Reaching that number of total cases means that at least 10 percent of Clinton County citizens have at one time tested positive for the COVID-19 virus, or have had the disease, didn’t show symptoms and later tested positive for the antibodies.

The second figure that needs to be noted is also a negative milestone that occurred on the same Wednesday, when the Lake Cumberland District Health Department reported that Clinton County had 131 active cases in its case rolls, the highest number of active cases here for any single day.

The only few bright spots in the LCDHD report numbers over the past week were that since that all time high mark of 131 active cases, the case numbers have gradually dropped, although ever so slightly.

As of Tuesday morning, Clinton County had seen more active cases being released from its totals than new cases that had been added for five consecutive days, making the active case total 85.

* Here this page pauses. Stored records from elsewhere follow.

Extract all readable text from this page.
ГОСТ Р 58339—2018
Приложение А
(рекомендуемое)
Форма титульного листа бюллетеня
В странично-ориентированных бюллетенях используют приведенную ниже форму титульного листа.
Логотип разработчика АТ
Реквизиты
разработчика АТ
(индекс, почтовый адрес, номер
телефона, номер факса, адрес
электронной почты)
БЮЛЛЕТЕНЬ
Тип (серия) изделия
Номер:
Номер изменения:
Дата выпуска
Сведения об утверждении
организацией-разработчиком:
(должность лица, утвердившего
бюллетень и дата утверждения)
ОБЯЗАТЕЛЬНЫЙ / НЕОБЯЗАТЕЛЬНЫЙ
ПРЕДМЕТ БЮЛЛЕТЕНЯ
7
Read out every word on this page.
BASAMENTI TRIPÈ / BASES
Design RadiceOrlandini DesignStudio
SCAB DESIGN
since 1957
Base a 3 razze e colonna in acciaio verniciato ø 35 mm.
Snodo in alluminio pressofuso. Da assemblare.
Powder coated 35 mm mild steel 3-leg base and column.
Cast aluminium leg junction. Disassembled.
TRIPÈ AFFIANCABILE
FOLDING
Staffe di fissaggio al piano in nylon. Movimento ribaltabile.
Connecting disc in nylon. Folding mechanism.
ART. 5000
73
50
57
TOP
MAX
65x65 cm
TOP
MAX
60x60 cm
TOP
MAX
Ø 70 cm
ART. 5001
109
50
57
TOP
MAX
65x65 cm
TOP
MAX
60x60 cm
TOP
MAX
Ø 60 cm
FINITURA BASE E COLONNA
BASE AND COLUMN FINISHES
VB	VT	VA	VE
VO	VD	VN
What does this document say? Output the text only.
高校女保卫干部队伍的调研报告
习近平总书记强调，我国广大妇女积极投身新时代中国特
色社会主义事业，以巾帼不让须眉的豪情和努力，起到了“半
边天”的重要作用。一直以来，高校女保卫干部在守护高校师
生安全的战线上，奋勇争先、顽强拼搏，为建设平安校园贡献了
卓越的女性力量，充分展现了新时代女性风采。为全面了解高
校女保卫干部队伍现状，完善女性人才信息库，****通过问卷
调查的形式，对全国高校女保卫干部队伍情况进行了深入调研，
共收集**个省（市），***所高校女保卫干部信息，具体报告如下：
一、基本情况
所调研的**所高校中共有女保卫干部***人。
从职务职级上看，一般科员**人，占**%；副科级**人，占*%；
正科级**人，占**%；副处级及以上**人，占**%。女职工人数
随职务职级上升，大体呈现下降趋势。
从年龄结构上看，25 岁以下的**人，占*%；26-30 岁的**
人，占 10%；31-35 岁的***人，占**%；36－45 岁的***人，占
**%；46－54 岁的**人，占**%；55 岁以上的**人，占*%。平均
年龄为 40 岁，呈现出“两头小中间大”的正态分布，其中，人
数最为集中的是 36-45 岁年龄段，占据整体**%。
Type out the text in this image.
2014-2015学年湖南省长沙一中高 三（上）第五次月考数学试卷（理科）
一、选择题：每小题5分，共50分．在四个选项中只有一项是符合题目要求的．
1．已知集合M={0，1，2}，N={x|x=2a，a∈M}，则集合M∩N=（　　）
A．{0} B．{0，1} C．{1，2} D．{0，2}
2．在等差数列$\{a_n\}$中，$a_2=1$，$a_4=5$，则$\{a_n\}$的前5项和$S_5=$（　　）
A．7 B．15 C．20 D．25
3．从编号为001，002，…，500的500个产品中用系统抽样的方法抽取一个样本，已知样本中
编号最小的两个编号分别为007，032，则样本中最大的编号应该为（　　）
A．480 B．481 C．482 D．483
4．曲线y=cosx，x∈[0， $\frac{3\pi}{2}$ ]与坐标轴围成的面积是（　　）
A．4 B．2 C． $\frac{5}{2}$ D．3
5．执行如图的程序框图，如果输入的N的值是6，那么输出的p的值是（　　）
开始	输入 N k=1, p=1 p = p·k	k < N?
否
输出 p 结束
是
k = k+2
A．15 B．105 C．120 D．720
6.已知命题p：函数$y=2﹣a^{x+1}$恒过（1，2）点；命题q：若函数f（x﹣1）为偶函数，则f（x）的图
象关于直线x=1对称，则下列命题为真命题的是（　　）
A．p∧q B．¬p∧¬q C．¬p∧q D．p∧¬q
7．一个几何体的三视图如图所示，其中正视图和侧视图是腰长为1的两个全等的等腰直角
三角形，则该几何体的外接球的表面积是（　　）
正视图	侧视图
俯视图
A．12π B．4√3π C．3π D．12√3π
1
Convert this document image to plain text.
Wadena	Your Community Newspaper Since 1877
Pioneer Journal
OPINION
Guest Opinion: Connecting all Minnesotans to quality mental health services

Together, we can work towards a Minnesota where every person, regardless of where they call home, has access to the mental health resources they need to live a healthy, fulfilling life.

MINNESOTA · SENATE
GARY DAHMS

During the past week there had been 144 new cases reported by LCDHD, while during that same time, the agency reported the release of 160 cases.

There were eight patients being treated in local, regional, or state hospitals as of Tuesday morning.

Another positive point in the past week’s case counts was that, according to LCDHD, there had been no additional deaths of Clinton County patients as of a direct result of the COVID-19 infection.

Clinton County, however, like the entire 10 county LCDHD district, remained deep into the critical spread level, or red zone, with a rate of infection of 202.72 per 100,000 population, the highest in the district.

That rate was yet another increase from the previous rate for Clinton County of 163.58.

The most recent LCDHD public information brief report marked the 102nd consecutive day that Clinton County had been in the red zone for transmission rate.

Following Clinton County within the LCDHD was Wayne 131.38; Cumberland 123.12; Pulaski 103.99; McCreary 96.17; Taylor 91.47; Russell 79.71; Casey 64.54; Green 57.45; Adair 51.33.

In addition to Clinton County’s current 85 active cases as of Tuesday morning, other counties in the LCDHD region’s case counts: Adair 60; Casey 45; Cumberland 40; Green 34; McCreary 90; Pulaski 317; Russell 74; Taylor 121; Wayne 128.

Clinton County has had 1,110 cases of COVID-19 reported by LCDHD since the pandemic first arrived in Kentucky in March 2020, with 20 related deaths.

Of those 1,110 cases, 1,005 have been released.

Across the 10 county LCDHD district, there have been 15,594 cases of COVID-19, with 283 related deaths.